Opinião

A Toca do Lobo

On ne guérit jamais de son enfance. Autor desconhecido

Em Portugal e no Brasil, celebra-se hoje, sexta-feira (26), o Dia dos Avós, tendo sido esta data escolhida por se comemorar o dia de Santa Ana e S. Joaquim, pais de Maria e avós de Jesus Cristo.

É de todos bem conhecido o papel dos avós, em especial num contexto de diáspora, como transmissores de um valioso património imaterial, traduzido em canções, orações, provérbios, lengalengas, histórias, brincadeiras, que os netos repetem sem perceberem, muitas vezes, o seu verdadeiro significado. Basta-nos estarmos atentos a vários testemunhos do quotidiano para percebermos o quão importante foram os avós nas nossas vidas – pessoais e profissionais – e como contribuíram para a construção e afirmação da nossa identidade.

“Ilhan Abdullahi Omar nasceu há 36 anos em Mogadíscio, capital somali. Última de sete irmãos, órfã de mãe desde os dois anos, foi criada pelos avós e fugiu do país, com a família, para escapar aos horrores da guerra civil no início dos anos 90. Conseguiram asilo político nos Estados Unidos e fixaram-se em Mineápolis, onde o pai, que fora professor, se fez taxista e depois carteiro. O avô Abukar, entusiasta da democracia americana que escasseava em África, levava a neta a atos políticos para que esta lhe traduzisse o que era dito. Formada em Ciência Política e Relações Internacionais, Omar é cidadã dos Estados Unidos desde 2000. Militante do Partido Democrata participou desde cedo em campanhas, e em 2016 foi eleita para o Senado estadual de Minnesota, tornando-se o primeiro membro somali-americano de uma câmara legislativa no país. Passados dois anos, ascendia à Câmara dos Representantes com 78% dos votos, como um dos primeiros muçulmanos (com Rashida Tlaib, do Michigan) a tomar assento naquela câmara baixa do Congresso e a primeira a nele surgir com o véu islâmico. Foi a mulher com maior percentagem de votos de sempre para o Congresso e tomou posse jurando sobre um Corão que pertencia ao avô.”
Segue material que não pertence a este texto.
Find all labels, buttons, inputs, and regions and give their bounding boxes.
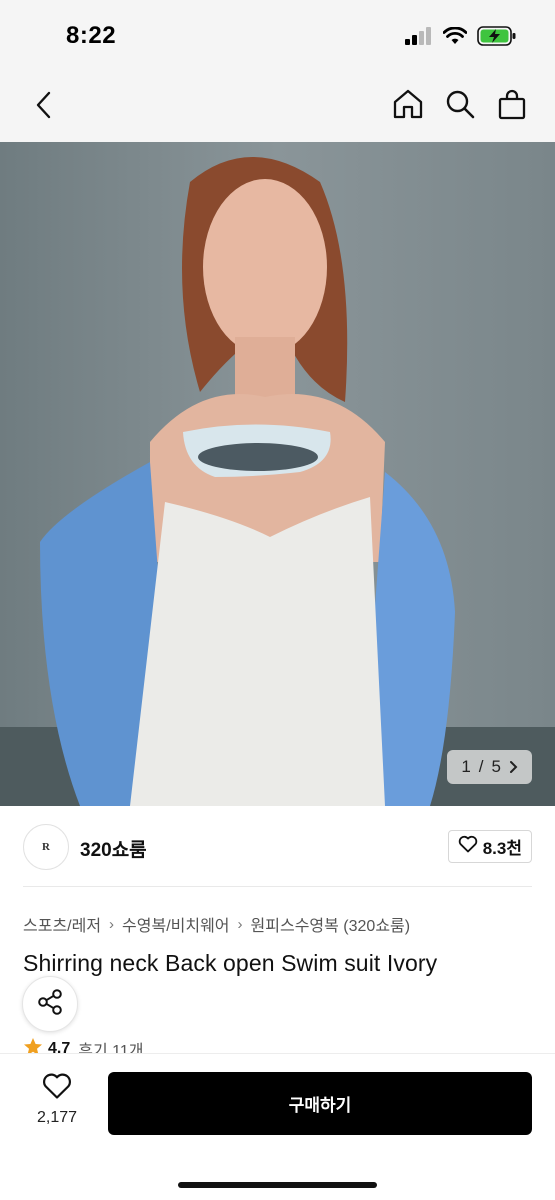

Este exemplo, retirado da edição do Expresso Curto da passada semana, ganhou notoriedade pela perseguição de que Omar está a ser alvo por parte de Donald Trump. Afastanto qualquer abordagem de natureza política, a pergunta que se impõe é: “Teria esta mulher chegado a Congressista, se não fosse neta de um avô que amava a democracia, mas não descodificava a linguagem em que esta se expressava? Teria ela, no ato de posse, feito o juramento sobre um livro sagrado do avô se, naquele preciso momento, não quisesse cunhar uma marca identitária familiar? Muitos outros exemplos poderiam ser dados, mas o que importa é deles concluir do peso da herança familiar na vida de cada um de nós.
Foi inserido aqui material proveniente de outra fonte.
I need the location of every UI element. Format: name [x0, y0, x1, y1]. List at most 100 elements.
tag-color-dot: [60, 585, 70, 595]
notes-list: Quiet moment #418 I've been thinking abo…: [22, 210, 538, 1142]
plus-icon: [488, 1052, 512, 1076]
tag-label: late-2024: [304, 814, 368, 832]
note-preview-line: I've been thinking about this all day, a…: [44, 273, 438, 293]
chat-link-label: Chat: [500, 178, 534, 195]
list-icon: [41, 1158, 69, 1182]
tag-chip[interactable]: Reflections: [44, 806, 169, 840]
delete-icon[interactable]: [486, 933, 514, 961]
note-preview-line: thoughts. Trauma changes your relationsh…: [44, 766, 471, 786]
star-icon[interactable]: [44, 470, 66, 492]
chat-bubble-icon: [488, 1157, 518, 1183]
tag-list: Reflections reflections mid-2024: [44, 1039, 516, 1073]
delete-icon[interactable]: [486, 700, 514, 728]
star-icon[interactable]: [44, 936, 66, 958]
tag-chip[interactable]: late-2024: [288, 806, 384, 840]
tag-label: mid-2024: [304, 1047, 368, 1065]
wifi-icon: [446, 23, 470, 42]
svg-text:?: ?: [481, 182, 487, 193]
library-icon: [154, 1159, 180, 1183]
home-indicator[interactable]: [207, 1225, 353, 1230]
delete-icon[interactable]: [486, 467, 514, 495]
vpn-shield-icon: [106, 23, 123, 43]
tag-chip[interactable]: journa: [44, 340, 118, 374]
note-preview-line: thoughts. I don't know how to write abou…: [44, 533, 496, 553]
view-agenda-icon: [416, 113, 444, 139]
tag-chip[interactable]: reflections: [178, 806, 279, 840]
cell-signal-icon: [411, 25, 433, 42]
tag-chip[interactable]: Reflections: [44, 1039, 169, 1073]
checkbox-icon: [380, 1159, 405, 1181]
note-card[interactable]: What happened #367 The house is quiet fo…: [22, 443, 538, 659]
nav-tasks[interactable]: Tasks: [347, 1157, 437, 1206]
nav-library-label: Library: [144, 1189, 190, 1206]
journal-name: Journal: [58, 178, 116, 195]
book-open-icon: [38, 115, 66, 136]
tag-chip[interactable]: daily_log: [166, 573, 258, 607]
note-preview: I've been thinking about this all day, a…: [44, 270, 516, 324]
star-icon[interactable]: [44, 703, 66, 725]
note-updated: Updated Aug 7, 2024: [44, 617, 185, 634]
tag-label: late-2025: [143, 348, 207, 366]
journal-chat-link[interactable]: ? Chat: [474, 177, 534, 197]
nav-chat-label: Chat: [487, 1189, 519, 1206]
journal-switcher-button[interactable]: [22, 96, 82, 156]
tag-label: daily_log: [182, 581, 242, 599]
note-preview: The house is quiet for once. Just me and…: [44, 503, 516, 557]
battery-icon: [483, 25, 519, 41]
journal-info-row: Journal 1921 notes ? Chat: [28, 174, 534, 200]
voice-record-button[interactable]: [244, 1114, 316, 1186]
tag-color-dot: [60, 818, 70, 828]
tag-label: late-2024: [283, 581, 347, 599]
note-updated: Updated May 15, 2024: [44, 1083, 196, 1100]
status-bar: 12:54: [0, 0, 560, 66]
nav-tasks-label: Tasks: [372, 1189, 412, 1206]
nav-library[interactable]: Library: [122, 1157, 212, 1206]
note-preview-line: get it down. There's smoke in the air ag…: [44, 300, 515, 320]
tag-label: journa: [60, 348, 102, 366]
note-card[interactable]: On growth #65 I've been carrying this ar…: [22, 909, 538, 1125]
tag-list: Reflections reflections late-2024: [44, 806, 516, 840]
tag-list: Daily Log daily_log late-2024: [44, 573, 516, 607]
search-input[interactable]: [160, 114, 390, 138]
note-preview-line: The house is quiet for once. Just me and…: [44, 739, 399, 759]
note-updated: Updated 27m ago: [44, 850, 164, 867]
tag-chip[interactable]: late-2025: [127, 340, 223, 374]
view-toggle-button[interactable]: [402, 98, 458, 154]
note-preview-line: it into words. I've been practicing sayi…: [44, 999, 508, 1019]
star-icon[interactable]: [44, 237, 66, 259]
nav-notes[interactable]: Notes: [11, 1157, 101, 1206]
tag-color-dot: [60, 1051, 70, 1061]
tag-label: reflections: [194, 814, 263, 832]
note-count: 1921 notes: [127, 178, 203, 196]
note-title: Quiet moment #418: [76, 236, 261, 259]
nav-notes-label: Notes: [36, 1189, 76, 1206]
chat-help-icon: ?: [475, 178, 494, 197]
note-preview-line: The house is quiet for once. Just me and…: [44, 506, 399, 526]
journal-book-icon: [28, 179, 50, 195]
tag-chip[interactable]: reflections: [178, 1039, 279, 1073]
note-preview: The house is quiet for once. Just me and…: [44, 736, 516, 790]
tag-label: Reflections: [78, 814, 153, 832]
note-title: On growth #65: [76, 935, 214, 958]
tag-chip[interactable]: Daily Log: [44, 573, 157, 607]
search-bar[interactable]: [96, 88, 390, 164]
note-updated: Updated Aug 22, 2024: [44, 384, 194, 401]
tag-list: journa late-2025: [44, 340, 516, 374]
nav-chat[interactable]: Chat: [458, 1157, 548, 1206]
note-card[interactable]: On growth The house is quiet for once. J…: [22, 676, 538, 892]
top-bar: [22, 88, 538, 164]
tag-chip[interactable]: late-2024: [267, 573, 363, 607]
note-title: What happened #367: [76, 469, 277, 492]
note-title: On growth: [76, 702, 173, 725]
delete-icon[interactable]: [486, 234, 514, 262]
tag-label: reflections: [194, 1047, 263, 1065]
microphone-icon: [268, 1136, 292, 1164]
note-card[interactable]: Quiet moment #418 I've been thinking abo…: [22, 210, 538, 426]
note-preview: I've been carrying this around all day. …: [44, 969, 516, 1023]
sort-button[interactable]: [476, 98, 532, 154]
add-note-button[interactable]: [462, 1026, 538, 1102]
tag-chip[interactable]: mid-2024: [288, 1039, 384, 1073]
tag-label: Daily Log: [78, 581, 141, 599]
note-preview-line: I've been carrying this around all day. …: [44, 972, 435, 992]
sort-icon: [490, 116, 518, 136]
E como será viver sem qualquer referência de avós? Henrique Raposo – jornalista e colunista do Expresso – escreveu num belíssimo artigo de opinião, a que deu o título A Rua e a Reta dos Avós, o seguinte:
“Precisamos de – pelo menos – três pontos para triangular a nossa posição; precisamos, no mínimo, de três pontos (filho, pai e avô) para construirmos a figura geométrica cujas linhas formam as fronteiras da nossa casa; se tivermos apenas dois pontos (filho, pai), somos apenas uma linha reta que varre o mundo numa trajetória aleatória, não formamos um espaço fixo no mundo, não formamos uma figura, flutuamos apenas.”

Catarina Mourão, a realizadora do filme “A Toca do Lobo”, foi criada apenas numa linha reta que a unia a um outro ponto – sua mãe. Faltou-lhe o avô materno que morreu meses depois de ela ter nascido. Sentiu, portanto, falta do ângulo deste avô para erguer as paredes do seu edifício afetivo. Na linha ascendente da sua árvore genealógica, teria de começar por fazer perguntas à mãe, na esperança de obter uma narrativa familiar que o enquadrasse no tempo.

Quando começamos a ouvi-la, logo percebemos que estamos perante uma dupla ausência porque também ela quase nenhum contacto teve com o pai. É este avô, omisso também na vertente de pai, que Catarina tenta retratar e homenagear num filme que vivamente recomendo para celebrarmos o Dia dos Avós.